Steven Tau
2 minute read
19 Feb 2016
7:00 am

Zuma’s plea ‘too little, too late’

Steven Tau

President asks MPs to ‘behave honourably’ in parliament as members are not doing good to the people who sent them there.

President Jacob Zuma in Parliament. (Photo: GCIS)

While President Jacob Zuma started to say the right things in his reply to the State of the Nation Address (Sona) debate yesterday, analysts agree that it was too little, too late to salvage his credibility.

According to political analyst Andre Duvenhage, Zuma’s apparent appeal for respect in parliament was a successful attempt to define a high moral ground.

Zuma came under severe criticism during this week’s Sona debate, particularly from the DA and EFF, who labeled him an “illegitimate president”.

DA leader Mmusi Maimane said Zuma had distanced himself from the country, and was residing in a place called “Planet Zuma”, while the EFF’s Julius Malema spoke of the president’s previous public controversies.

Asked if Zuma’s approach in responding to his critics would help his image, Duvenhage said: “This drop won’t fill the ocean, because too much damage has already been done to his image.”

According to Duvenhage, it appears the president no longer has executive powers, as his ruling party is now in full control, most likely from Luthuli House.

However, he believed Zuma should be supported in his plea to MPs to behave in parliament.

“Everyone needs to respect the rules of parliament,” he added.

Fellow analyst Elvis Masoga echoed Duvenhage’s sentiments, stressing that it is critically important for every leader of society, including MPs, to conduct themselves in a manner that upholds dignity and respect.

“Yes, we are aware that the president is failing the country in light of his leadership, but that should not become a licence to any MP to hurl personal insults at him, as he is still the president.

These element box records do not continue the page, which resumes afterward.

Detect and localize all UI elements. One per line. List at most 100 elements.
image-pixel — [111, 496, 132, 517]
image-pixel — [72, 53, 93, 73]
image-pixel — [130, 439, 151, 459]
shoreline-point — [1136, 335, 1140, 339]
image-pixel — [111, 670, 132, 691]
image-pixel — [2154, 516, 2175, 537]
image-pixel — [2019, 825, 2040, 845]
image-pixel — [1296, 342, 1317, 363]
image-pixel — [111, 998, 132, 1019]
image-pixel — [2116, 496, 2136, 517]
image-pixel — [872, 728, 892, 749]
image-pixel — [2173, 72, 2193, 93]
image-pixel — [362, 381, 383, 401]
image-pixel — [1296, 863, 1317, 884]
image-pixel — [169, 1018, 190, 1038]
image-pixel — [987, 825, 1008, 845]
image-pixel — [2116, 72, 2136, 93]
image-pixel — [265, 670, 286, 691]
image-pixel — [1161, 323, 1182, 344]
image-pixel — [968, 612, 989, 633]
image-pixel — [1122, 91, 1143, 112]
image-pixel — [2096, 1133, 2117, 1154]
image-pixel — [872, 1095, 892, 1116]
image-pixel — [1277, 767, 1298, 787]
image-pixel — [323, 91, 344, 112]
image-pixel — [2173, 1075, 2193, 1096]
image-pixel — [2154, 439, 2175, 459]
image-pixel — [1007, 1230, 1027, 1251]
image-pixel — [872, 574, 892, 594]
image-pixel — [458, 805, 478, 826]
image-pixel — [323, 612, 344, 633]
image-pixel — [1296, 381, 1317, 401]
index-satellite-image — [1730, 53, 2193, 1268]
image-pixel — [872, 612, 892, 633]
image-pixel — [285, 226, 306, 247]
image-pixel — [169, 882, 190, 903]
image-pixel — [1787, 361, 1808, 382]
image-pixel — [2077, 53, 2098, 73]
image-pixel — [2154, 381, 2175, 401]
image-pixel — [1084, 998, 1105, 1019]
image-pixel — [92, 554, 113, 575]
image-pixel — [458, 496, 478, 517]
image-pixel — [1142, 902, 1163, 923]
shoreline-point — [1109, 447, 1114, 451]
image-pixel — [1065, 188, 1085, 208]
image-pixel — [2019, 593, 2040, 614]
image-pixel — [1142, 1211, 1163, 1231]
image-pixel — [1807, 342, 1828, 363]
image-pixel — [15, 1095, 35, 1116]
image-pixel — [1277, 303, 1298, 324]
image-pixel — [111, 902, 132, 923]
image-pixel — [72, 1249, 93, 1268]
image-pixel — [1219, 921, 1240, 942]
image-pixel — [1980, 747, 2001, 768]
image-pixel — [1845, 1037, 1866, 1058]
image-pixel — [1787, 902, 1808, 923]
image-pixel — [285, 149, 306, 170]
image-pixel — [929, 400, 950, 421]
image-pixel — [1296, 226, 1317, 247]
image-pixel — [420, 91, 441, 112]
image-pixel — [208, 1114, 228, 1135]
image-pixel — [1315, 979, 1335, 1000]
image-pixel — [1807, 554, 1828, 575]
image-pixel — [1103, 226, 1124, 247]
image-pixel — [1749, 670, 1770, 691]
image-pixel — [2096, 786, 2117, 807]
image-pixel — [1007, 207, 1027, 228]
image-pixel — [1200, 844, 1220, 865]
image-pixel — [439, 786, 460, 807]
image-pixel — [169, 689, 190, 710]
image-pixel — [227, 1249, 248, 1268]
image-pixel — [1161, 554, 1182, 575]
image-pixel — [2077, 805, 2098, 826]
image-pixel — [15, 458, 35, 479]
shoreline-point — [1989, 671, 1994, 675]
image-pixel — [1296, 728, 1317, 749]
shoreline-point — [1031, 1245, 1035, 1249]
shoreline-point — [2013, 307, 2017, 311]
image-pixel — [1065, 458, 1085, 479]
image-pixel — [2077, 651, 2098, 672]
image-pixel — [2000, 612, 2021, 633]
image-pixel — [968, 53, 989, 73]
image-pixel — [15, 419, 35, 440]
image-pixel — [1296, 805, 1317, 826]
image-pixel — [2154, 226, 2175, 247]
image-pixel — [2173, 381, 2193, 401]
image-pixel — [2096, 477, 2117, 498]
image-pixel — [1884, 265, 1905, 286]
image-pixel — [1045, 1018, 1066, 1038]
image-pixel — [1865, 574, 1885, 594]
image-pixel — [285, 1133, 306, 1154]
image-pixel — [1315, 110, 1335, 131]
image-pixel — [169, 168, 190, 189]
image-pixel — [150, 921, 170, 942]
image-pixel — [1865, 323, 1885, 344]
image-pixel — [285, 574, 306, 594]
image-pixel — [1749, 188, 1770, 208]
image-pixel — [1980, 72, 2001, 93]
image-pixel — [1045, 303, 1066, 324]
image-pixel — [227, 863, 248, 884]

“While the country is trying to deal with the president’s leadership blunders, instead of holding him to account in a respectful manner, MPs are turning the nation into a disgrace,” said Masoga.

In his plea, Zuma said being in parliament was not a means to satisfy one’s own feelings, but to represent the electorate.

“Some of us feel really bad when we see the manner in which we portray ourselves. I think we should change, we are not doing good to the people who sent us here,” said Zuma.

“It’s a matter I believe we need to be united on, then we will have time to agree and to disagree on different issues.

“Let us disagree with respect… it is a plea I am making,” he said.

Zuma said when the EFF left, and his party’s MPs continued disruptions, he became worried.

“We can’t call ourselves honourable while behaving dishonourably… I’m talking to all members of parliament,” he said.